Happily for the instrumentalist fraternity, relief was on hand, albeit from an unlikely quarter. "Just at the point where it was all drum machines and computers, rappers started listening to older grooves - James Brown, Funkadelic - and they started sampling real musicians, so the whole thing came back from someone sitting in their bedroom with a computer to people playing instruments again. You could see it in the new groups that started to happen - all the weird marriages between heavy metal and rap."

Of all the weird marriages that the Eighties threw up, Tackhead was the last one you'd want to live next door to. McDonald, Wimbish and LeBlanc's union with East London dub overlord Adrian Sherwood was blessed with cacophonous issue: notably a sheet-metal guitar sound that dogs are frightened of. After years of tearing at the sonic envelope, Tackhead finally broke up in 1989-90 when an abortive attempt at writing proper songs alienated their paranoid fans. "Some people..." Skip shakes his head sympathetically, "the last thing they want to hear in music is a song."

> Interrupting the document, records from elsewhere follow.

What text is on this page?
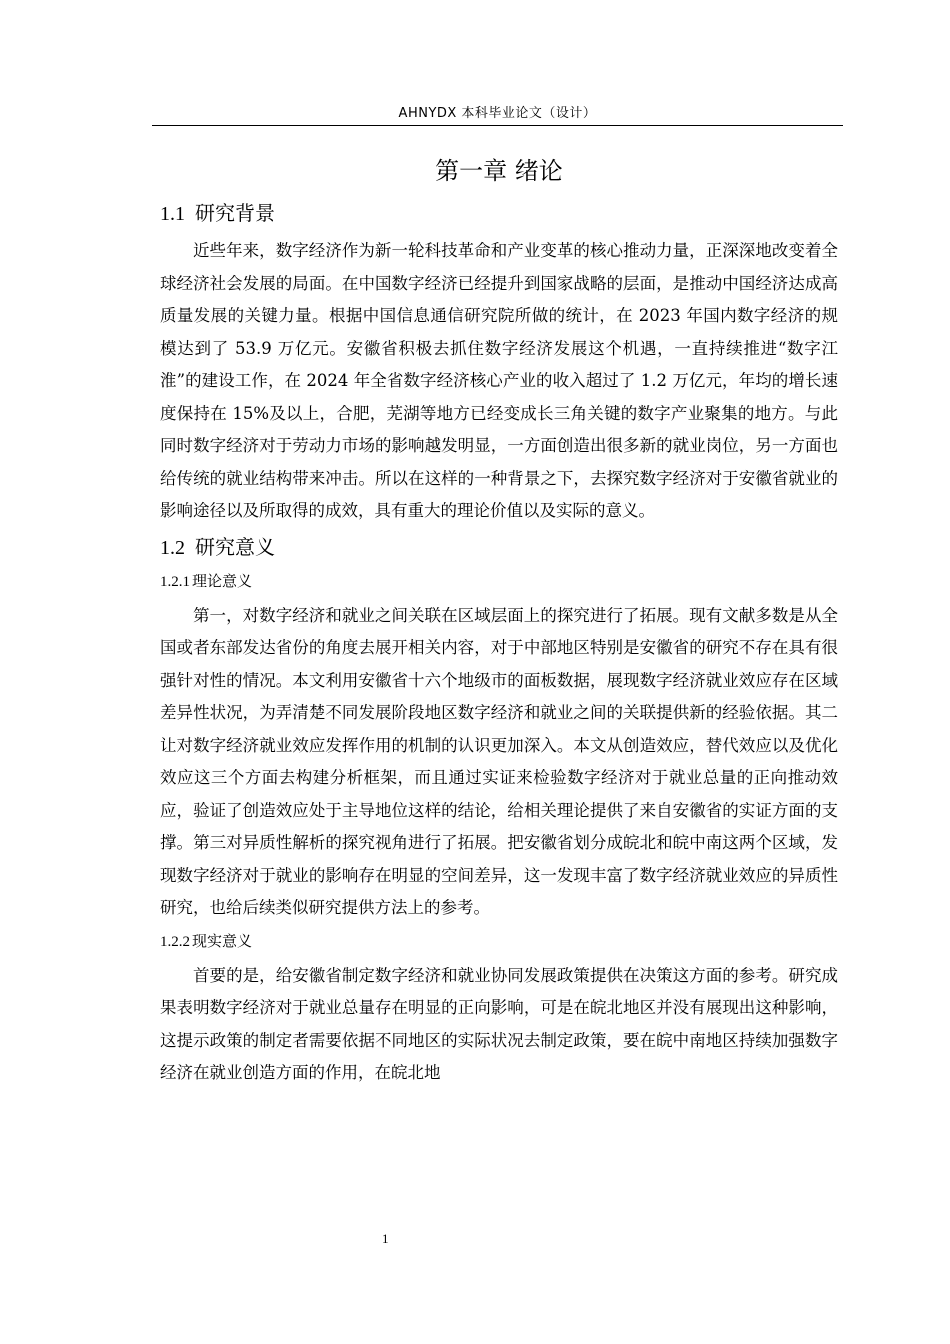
AHNYDX 本科毕业论文（设计）
第一章 绪论
1.1 研究背景

近些年来，数字经济作为新一轮科技革命和产业变革的核心推动力量，正深深地改变着全球经济社会发展的局面。在中国数字经济已经提升到国家战略的层面，是推动中国经济达成高质量发展的关键力量。根据中国信息通信研究院所做的统计，在 2023 年国内数字经济的规模达到了 53.9 万亿元。安徽省积极去抓住数字经济发展这个机遇，一直持续推进“数字江淮”的建设工作，在 2024 年全省数字经济核心产业的收入超过了 1.2 万亿元，年均的增长速度保持在 15%及以上，合肥，芜湖等地方已经变成长三角关键的数字产业聚集的地方。与此同时数字经济对于劳动力市场的影响越发明显，一方面创造出很多新的就业岗位，另一方面也给传统的就业结构带来冲击。所以在这样的一种背景之下，去探究数字经济对于安徽省就业的影响途径以及所取得的成效，具有重大的理论价值以及实际的意义。

1.2 研究意义
1.2.1 理论意义

第一，对数字经济和就业之间关联在区域层面上的探究进行了拓展。现有文献多数是从全国或者东部发达省份的角度去展开相关内容，对于中部地区特别是安徽省的研究不存在具有很强针对性的情况。本文利用安徽省十六个地级市的面板数据，展现数字经济就业效应存在区域差异性状况，为弄清楚不同发展阶段地区数字经济和就业之间的关联提供新的经验依据。其二让对数字经济就业效应发挥作用的机制的认识更加深入。本文从创造效应，替代效应以及优化效应这三个方面去构建分析框架，而且通过实证来检验数字经济对于就业总量的正向推动效应，验证了创造效应处于主导地位这样的结论，给相关理论提供了来自安徽省的实证方面的支撑。第三对异质性解析的探究视角进行了拓展。把安徽省划分成皖北和皖中南这两个区域，发现数字经济对于就业的影响存在明显的空间差异，这一发现丰富了数字经济就业效应的异质性研究，也给后续类似研究提供方法上的参考。

1.2.2 现实意义

首要的是，给安徽省制定数字经济和就业协同发展政策提供在决策这方面的参考。研究成果表明数字经济对于就业总量存在明显的正向影响，可是在皖北地区并没有展现出这种影响，这提示政策的制定者需要依据不同地区的实际状况去制定政策，要在皖中南地区持续加强数字经济在就业创造方面的作用，在皖北地

1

Wasn't it a strange thing to do after that, to go back full circle to the blues-based thump and moan of Little Axe? McDonald doesn't think so. "Everybody tries to separate different types of sounds - jazz from blues and blues from dub - but there's not that much difference between them. There are only really two kinds of music," he observes sagely, "the kind you like and the kind you don't." But the limits of blues seem very clearly delineated now - blues means beer adverts and a white man in an Armani suit - how do you try to move it on from there? "I don't think you can move it on. It is what it is. There's nothing I can do to it that hasn't already been done, other than introduce some element that people think wasn't in it before, but which probably was at some point: just because something hasn't become widely known doesn't mean it hasn't been done."

That seems a very modest way to look at it. "I don't think things just start - they're going on all the time. It's not that one time-period is better than another. It might be that the judgement in one time-period is better than in another: the thinking changes at the level of investment. We're at a stage now where it's not quite that people want to take risks, it's that they have to take risks because they're scrabbling to find something that's going to lead to the next time-period. So practise, everybody!" McDonald beams wryly. "Your time is now."

Does he find it strange to be a front man after years of influential lurking? "It is interesting, because I never actually envisioned myself doing this. I like to play a strong role but more in terms of putting the band together, not kind of 'Can he dance? Can he stand on his head? Will he do the splits?' I'm not into the flashier side of it - that whole thing about being the best. Once you're the best there's no place else to go: you're placed on this pedestal way up in the sky, nobody gives you knee-pads, and next year someone's gonna want you off it."

No one seems to want to knock Little Axe off that pedestal just yet. Their second album Slow Fuse inevitably lacks the novelty value of its elegiacally sample-strewn predecessor The Wolf that House Built, but highlights like the sinewy "On the Beat Sound" and the apocalyptic "Storm Is Rising" point to the future as well as the past. Sometime after Christmas, Skip will settle down with "a nice fire, a nice bottle of wine and perhaps one or two other accoutrements" and get to work on a third Little Axe album.

Presumably he'll want to take the land of his birth by storm at some point, too - with fellow blues travellers Keb Mo' and Ben Harper currently basking in the critical sunlight, the climate would surely be favourable? "I want to be very patient about that. I've got a lot of other places to deal with first, and I'm still experimenting. To tell you the truth, I'd rather groom it here before taking it back to America." So Skip McDonald is just using his British audience as guinea pigs? "But you love it!" he exclaims genially. "You wouldn't want to go and see anything that was finished".